Mereka berdiri di halaman sekolah, matahari siang menusuk tanah kering. Aria menghela napas, menghapus keringat di dahinya. Satu minggu. Hanya satu minggu, tapi rasanya seperti sebulan penuh. Budi, Dito, dan Fajar berdiri tak jauh darinya. Fajar sedang mengotak-atik sesuatu di tangannya, wajahnya menyeringai seperti biasanya—tidak berubah. Aria sempat berpikir, mungkin hukuman kerja sosial itu membuatnya sadar. Nyatanya, tidak.
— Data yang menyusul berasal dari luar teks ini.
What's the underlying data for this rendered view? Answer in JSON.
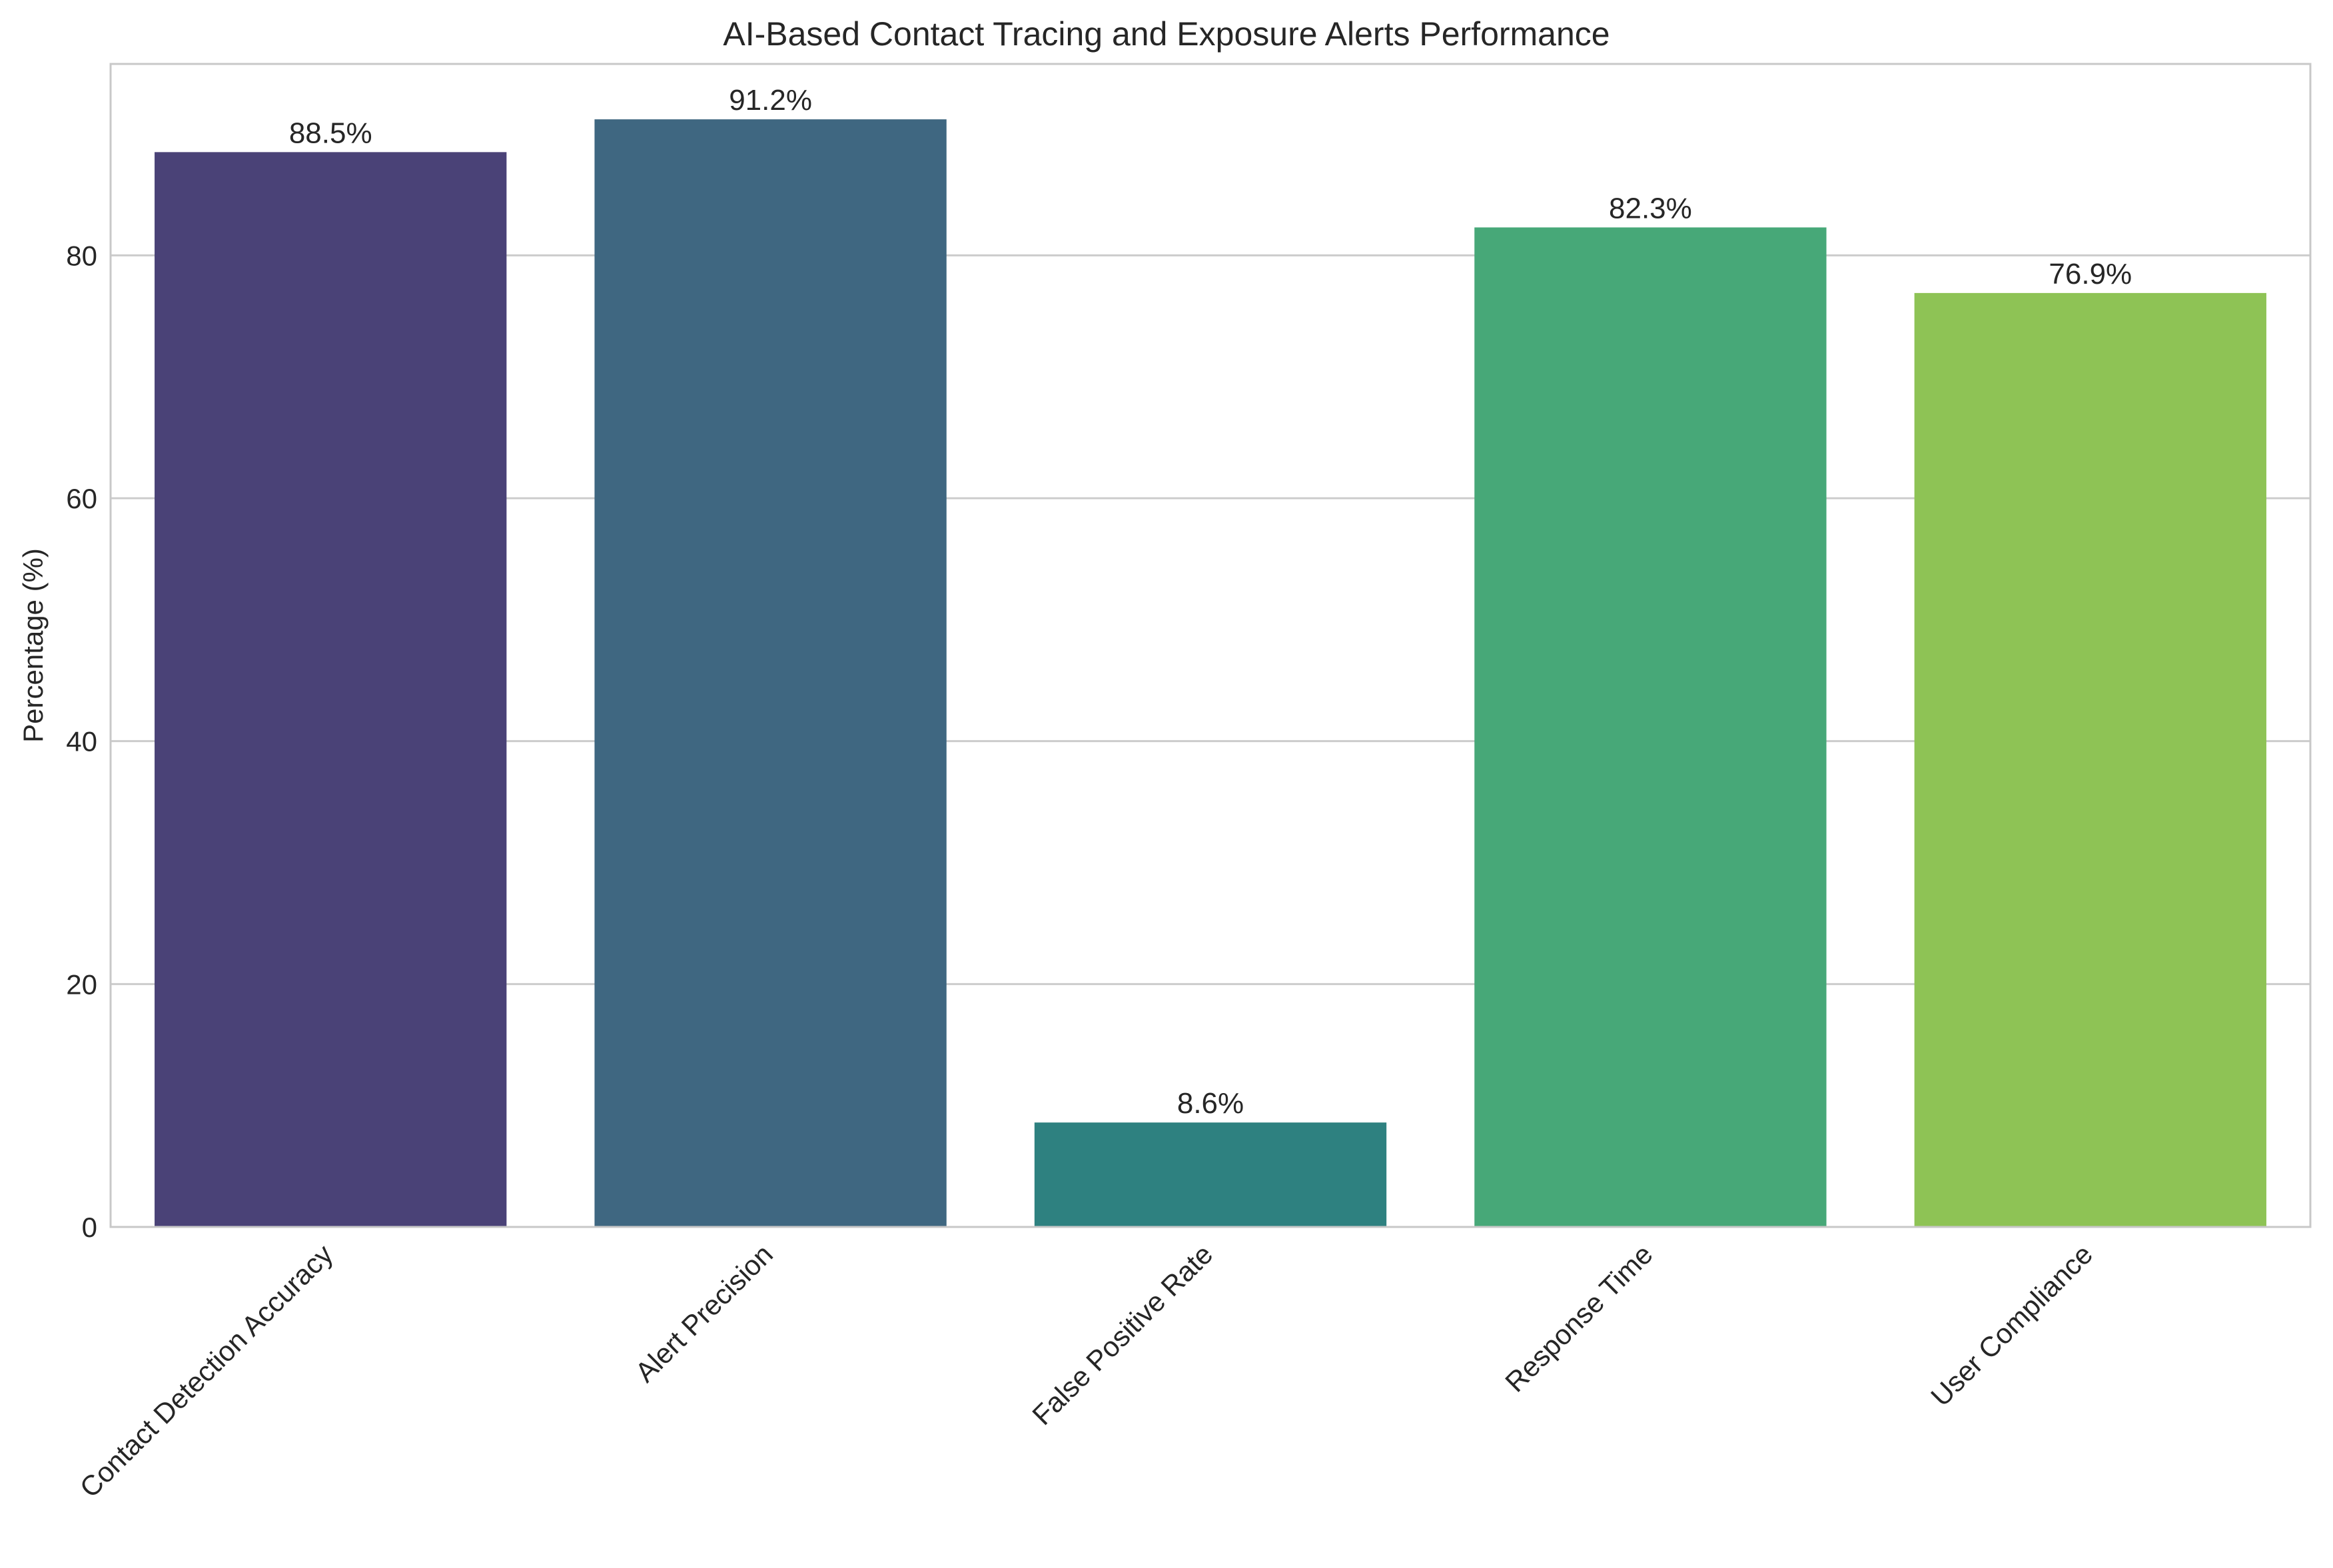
{
  "chart_data": {
    "type": "bar",
    "title": "AI-Based Contact Tracing and Exposure Alerts Performance",
    "xlabel": "",
    "ylabel": "Percentage (%)",
    "categories": [
      "Contact Detection Accuracy",
      "Alert Precision",
      "False Positive Rate",
      "Response Time",
      "User Compliance"
    ],
    "values": [
      88.5,
      91.2,
      8.6,
      82.3,
      76.9
    ],
    "data_labels": [
      "88.5%",
      "91.2%",
      "8.6%",
      "82.3%",
      "76.9%"
    ],
    "colors": [
      "#4a4277",
      "#3f6781",
      "#2e8180",
      "#47a878",
      "#8ec355"
    ],
    "ylim": [
      0,
      95.76
    ],
    "yticks": [
      0,
      20,
      40,
      60,
      80
    ],
    "grid": "horizontal",
    "legend": "none"
  }
}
Budi, yang lebih pendek dari yang lain, menendang kerikil di depannya. "Akhirnya selesai juga, ya. Besok kita bisa balik main bola lagi."
Dito mengangguk setuju. "Iya, sumpah, aku udah gatel pingin main."
Fajar, tanpa melihat ke arah mereka, berkata, “Siapa bilang selesai? Ada sesuatu yang seru buat sore ini.”
Aria menyipitkan mata, melihat ke arah Fajar. “Apa maksudmu, Fajar?”
Fajar hanya tertawa kecil, menatap Aria dengan matanya yang penuh kenakalan. "Kamu tau lah, Aria. Masih ada satu hal yang belum kelar."
"Apa lagi? Kamu udah cukup bikin masalah seminggu ini," geram Aria.
Fajar hanya mengangkat bahu, senyumnya melebar. “Nggak banyak. Cuma Dito mau kasih ‘hadiah’ buat Pak Herman sebelum pulang. Kamu ingat ‘kan dia yang kasih kita hukuman ini?”
Aria memutar matanya. “Kamu bener-bener nggak ada kapoknya, ya?”
Tapi Fajar terus berjalan menuju gedung sekolah, matanya memancarkan rencana yang sudah matang. "Kamu ikut nggak?"
Aria menatap Budi dan Dito. Mereka tampak ragu-ragu, tetapi ada ketertarikan di mata mereka, seperti anak-anak kecil yang tak bisa menahan diri melihat kembang api.
"Apa yang kamu rencanain, Fajar?" desak Aria, mulai merasa ada sesuatu yang tak beres.
Fajar berhenti, lalu mengeluarkan botol kecil dari sakunya. Isinya cairan merah, entah apa itu. "Sedikit ‘kejutan’ buat Pak Herman di ruangannya."
Aria mendekat, mata terfokus pada botol itu. "Fajar, ini serius? Kamu mau kena hukuman lagi? Aku nggak ikut-ikut kalo kamu cari gara-gara."
Budi dan Dito, yang tadinya setengah ingin ikut, mulai mundur perlahan, merasa bahaya semakin nyata.
Fajar tersenyum, menepuk bahu Dito. “Tenang aja. Kalian semua pengecut.”
Aria mendekat ke Fajar, wajahnya tegang. “Kamu gila, Fajar. Aku nggak bakal biarin kamu melakukan itu.”
Fajar mengangkat alis. "Coba aja. Kamu pikir kamu bisa menghentikan aku?"